Directly, yes. But their affiliates get a large amount of funding from CPB to buy programming from NPR, APM, and other sources. So the question is if Congress defunds CPB or specifically restricts how its funding is spent. That's not an FCC issue.
 
Directly, yes. But their affiliates get direct funding from CPB to buy programming from NPR, APM, and other sources. So the question is if Congress defunds CPB or specifically restricts how its funding is spent.
And much like they have many times before, they'll make lots of noise about doing it and when it comes time to actually vote on it, it won't pass.
 
How about having a World Streaming Commission instead, to ensure interoperability of streaming tech (maybe a requirement that older codecs [audio & audio+video] continue to be used for, say, 6 months after new codecs are deployed to ease the transition).

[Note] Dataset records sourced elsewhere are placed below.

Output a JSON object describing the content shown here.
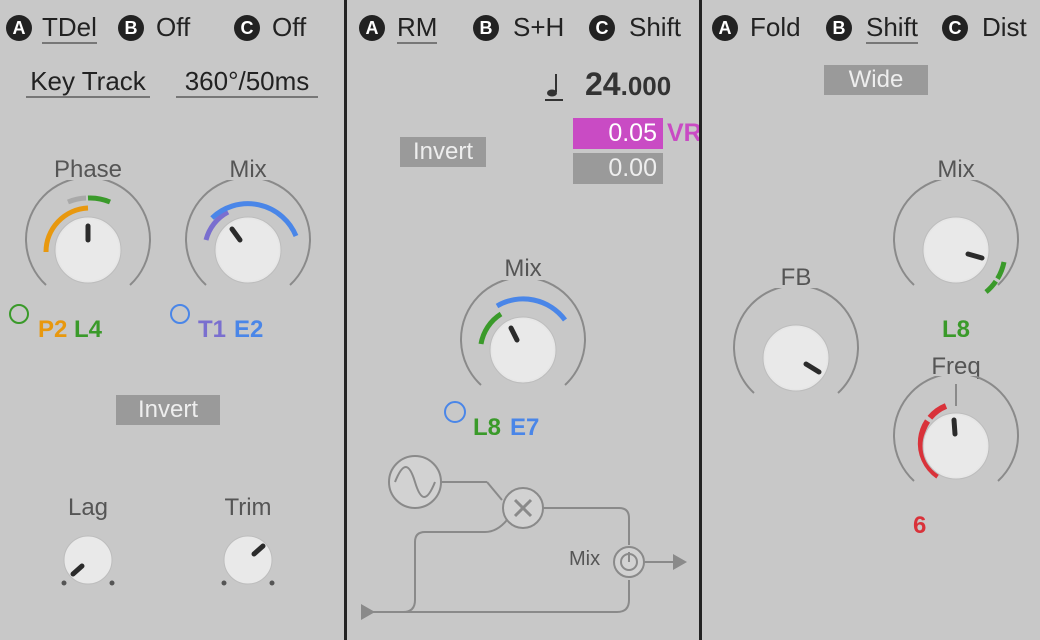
{
  "panel1": {
    "slots": [
      {
        "letter": "A",
        "label": "TDel"
      },
      {
        "letter": "B",
        "label": "Off"
      },
      {
        "letter": "C",
        "label": "Off"
      }
    ],
    "key_track": "Key Track",
    "rate": "360°/50ms",
    "phase_label": "Phase",
    "mix_label": "Mix",
    "phase_mods": [
      "P2",
      "L4"
    ],
    "mix_mods": [
      "T1",
      "E2"
    ],
    "invert_label": "Invert",
    "lag_label": "Lag",
    "trim_label": "Trim"
  },
  "panel2": {
    "slots": [
      {
        "letter": "A",
        "label": "RM"
      },
      {
        "letter": "B",
        "label": "S+H"
      },
      {
        "letter": "C",
        "label": "Shift"
      }
    ],
    "note_icon": "quarter-note-icon",
    "tempo_int": "24",
    "tempo_frac": ".000",
    "value_top": "0.05",
    "value_bottom": "0.00",
    "vr_label": "VR",
    "invert_label": "Invert",
    "mix_label": "Mix",
    "mix_mods": [
      "L8",
      "E7"
    ],
    "diagram_mix_label": "Mix"
  },
  "panel3": {
    "slots": [
      {
        "letter": "A",
        "label": "Fold"
      },
      {
        "letter": "B",
        "label": "Shift"
      },
      {
        "letter": "C",
        "label": "Dist"
      }
    ],
    "wide_label": "Wide",
    "mix_label": "Mix",
    "fb_label": "FB",
    "mix_mod": "L8",
    "freq_label": "Freq",
    "freq_mod": "6"
  },
  "colors": {
    "orange": "#e8980e",
    "green": "#3a9a2a",
    "blue": "#4a86e8",
    "purple": "#7a6fcf",
    "magenta": "#c94bc4",
    "red": "#d9323a"
  }
}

IMHO, terrestrial, satellite and cable radio and TV will fall by the wayside due to the advantages of streaming, let the FCC continue to regulate radio signal interference issues until the last radio & TV transmitters are shut down.

With all of the (many online) news sources, is it really necessary to limit ownership of radio and TV stations (seems like a deck chairs/Titanic situation)?


Kirk Bayne
 
RadioInk has an article on this subject:

The key in that interview is that the potential new head of the FCC has limited interest in broadcast stations and likely will not look to do anything except relax regulations on group ownership and market concentrations. The FCC does not regulate content except for limited and ill-defined obscenity and profanity. It regulates "Equal Time" and "Lowest Unit Rate" and the rest is technical and ownership based.

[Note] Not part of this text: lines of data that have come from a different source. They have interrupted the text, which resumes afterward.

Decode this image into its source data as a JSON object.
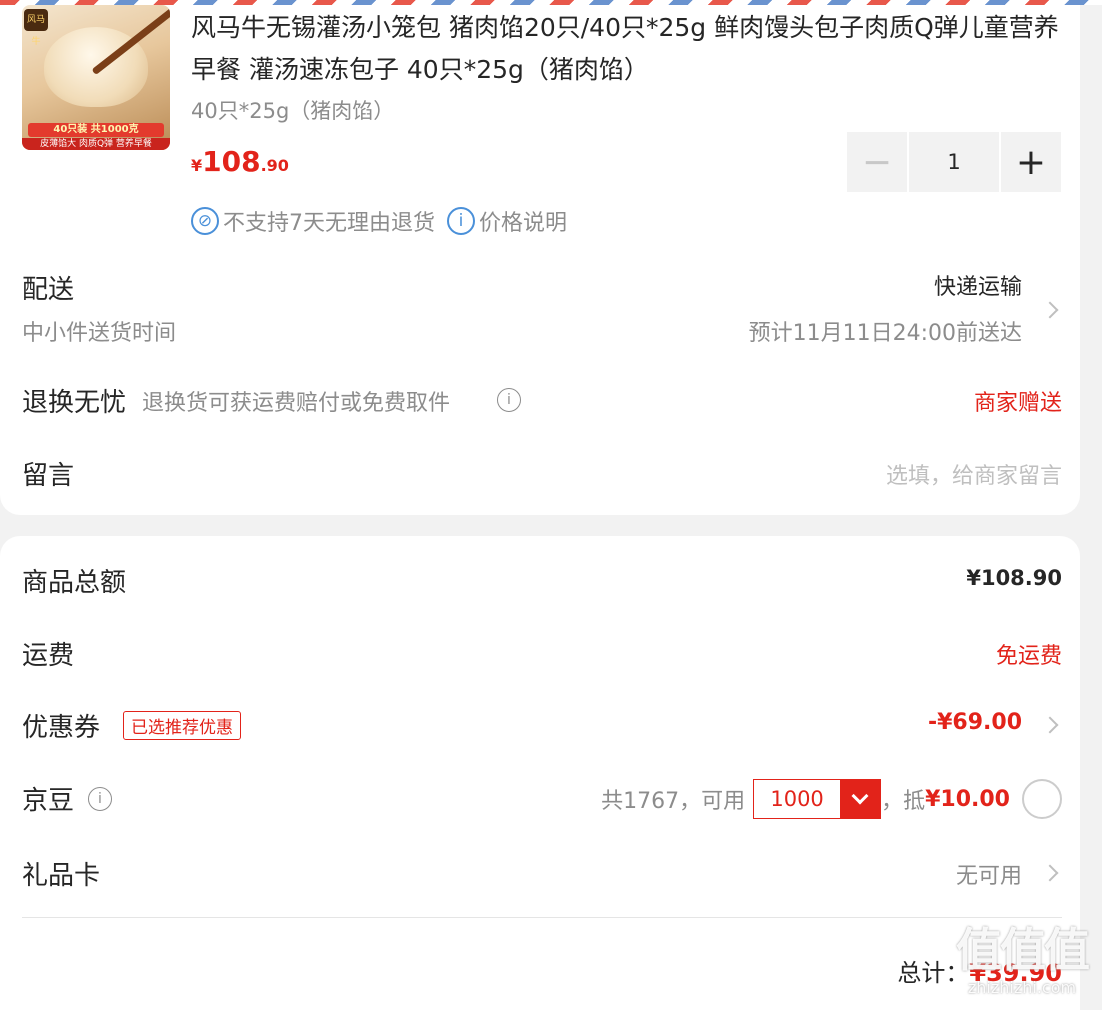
{
  "product": {
    "title": "风马牛无锡灌汤小笼包 猪肉馅20只/40只*25g 鲜肉馒头包子肉质Q弹儿童营养早餐 灌汤速冻包子 40只*25g（猪肉馅）",
    "spec": "40只*25g（猪肉馅）",
    "price_symbol": "¥",
    "price_int": "108",
    "price_dec": ".90",
    "quantity": "1",
    "no_return_text": "不支持7天无理由退货",
    "price_note_text": "价格说明",
    "image": {
      "logo_text": "风马牛",
      "band_text": "40只装 共1000克",
      "bottom_text": "皮薄馅大 肉质Q弹 营养早餐"
    }
  },
  "delivery": {
    "label": "配送",
    "method": "快递运输",
    "sub_label": "中小件送货时间",
    "eta": "预计11月11日24:00前送达"
  },
  "returns": {
    "label": "退换无忧",
    "desc": "退换货可获运费赔付或免费取件",
    "value": "商家赠送"
  },
  "message": {
    "label": "留言",
    "placeholder": "选填，给商家留言"
  },
  "summary": {
    "goods_total_label": "商品总额",
    "goods_total": "¥108.90",
    "shipping_label": "运费",
    "shipping_value": "免运费",
    "coupon_label": "优惠券",
    "coupon_tag": "已选推荐优惠",
    "coupon_value": "-¥69.00",
    "beans_label": "京豆",
    "beans_total": "共1767，可用",
    "beans_selected": "1000",
    "beans_deduct_prefix": "，抵",
    "beans_deduct_value": "¥10.00",
    "giftcard_label": "礼品卡",
    "giftcard_value": "无可用",
    "total_label": "总计：",
    "total_value": "¥39.90"
  },
  "watermark": {
    "big": "值值值",
    "small": "zhizhizhi.com"
  }
}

Any efforts to regulate programming content will immediately hit the First Amendment wall and that is not likely a mission the administration can benefit from.

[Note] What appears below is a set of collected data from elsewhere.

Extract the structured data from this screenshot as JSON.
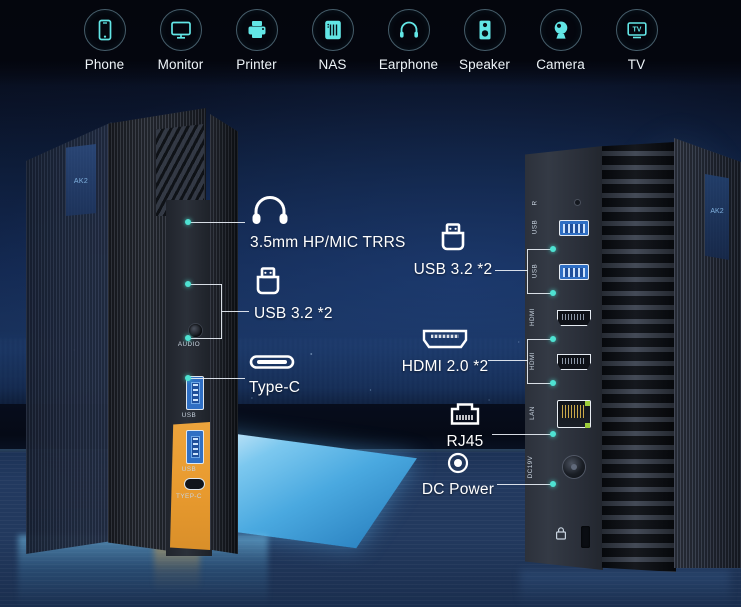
{
  "topbar": {
    "items": [
      {
        "label": "Phone",
        "icon": "phone-icon"
      },
      {
        "label": "Monitor",
        "icon": "monitor-icon"
      },
      {
        "label": "Printer",
        "icon": "printer-icon"
      },
      {
        "label": "NAS",
        "icon": "nas-icon"
      },
      {
        "label": "Earphone",
        "icon": "earphone-icon"
      },
      {
        "label": "Speaker",
        "icon": "speaker-icon"
      },
      {
        "label": "Camera",
        "icon": "camera-icon"
      },
      {
        "label": "TV",
        "icon": "tv-icon"
      }
    ]
  },
  "left_unit": {
    "brand_badge": "AK2",
    "port_labels": {
      "audio": "AUDIO",
      "usb_top": "USB",
      "usb_bottom": "USB",
      "typec": "TYEP-C"
    }
  },
  "right_unit": {
    "brand_badge": "AK2",
    "port_labels": {
      "reset": "R",
      "usb_top": "USB",
      "usb_bottom": "USB",
      "hdmi_top": "HDMI",
      "hdmi_bottom": "HDMI",
      "lan": "LAN",
      "dc": "DC19V"
    }
  },
  "callouts": {
    "front": [
      {
        "id": "audio",
        "label": "3.5mm HP/MIC TRRS",
        "icon": "headphone-icon"
      },
      {
        "id": "usb",
        "label": "USB 3.2 *2",
        "icon": "usb-icon"
      },
      {
        "id": "typec",
        "label": "Type-C",
        "icon": "typec-icon"
      }
    ],
    "rear": [
      {
        "id": "usb",
        "label": "USB 3.2 *2",
        "icon": "usb-icon"
      },
      {
        "id": "hdmi",
        "label": "HDMI 2.0 *2",
        "icon": "hdmi-icon"
      },
      {
        "id": "rj45",
        "label": "RJ45",
        "icon": "rj45-icon"
      },
      {
        "id": "power",
        "label": "DC Power",
        "icon": "dc-power-icon"
      }
    ]
  },
  "colors": {
    "icon_cyan": "#62E6E6",
    "node_teal": "#4EE2D2",
    "accent_orange": "#EDA43C",
    "sky_deep": "#05070F",
    "sky_mid": "#1B3663",
    "desk_blue": "#22395F",
    "text_white": "#FFFFFF"
  }
}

On the other hand, outside of the FCC there are possibilities of the reduction of NPR funding, scaling down or eliminating the VOA and the like. All of these are minor items but if the rumored appointment of Musk as an overspending control czar is true, we could see lots of non-essential government agencies like this closed or curtailed.
 
How about having a World Streaming Commission instead, to ensure interoperability of streaming tech (maybe a requirement that older codecs [audio & audio+video] continue to be used for, say, 6 months after new codecs are deployed to ease the transition).
No agency that has the "World" word in its name has ever really been able to control anything world-wide. Even the United Nations, which has served a useful purpose of creating a forum, is useless in controlling things like the Ukraine War, the Fundamentalist Terror groups, North Korea's atomic weapons or, in the past, everything from the Korean War and the Iron Curtain to Vietnam to name just a few.
 
On the other hand, outside of the FCC there are possibilities of the reduction of NPR funding, scaling down or eliminating the VOA and the like.
I could easily see all VOA-branded programming eliminated. More interesting question is the future of the multiple separately branded broadcasts to various areas and ethnicities of the Middle East, Afghanistan, Pakistan and China. Then you have Radio Marti. Could Marti be privatized? If the Cuban diaspora wants programming sent into that country, would they pay for it directly?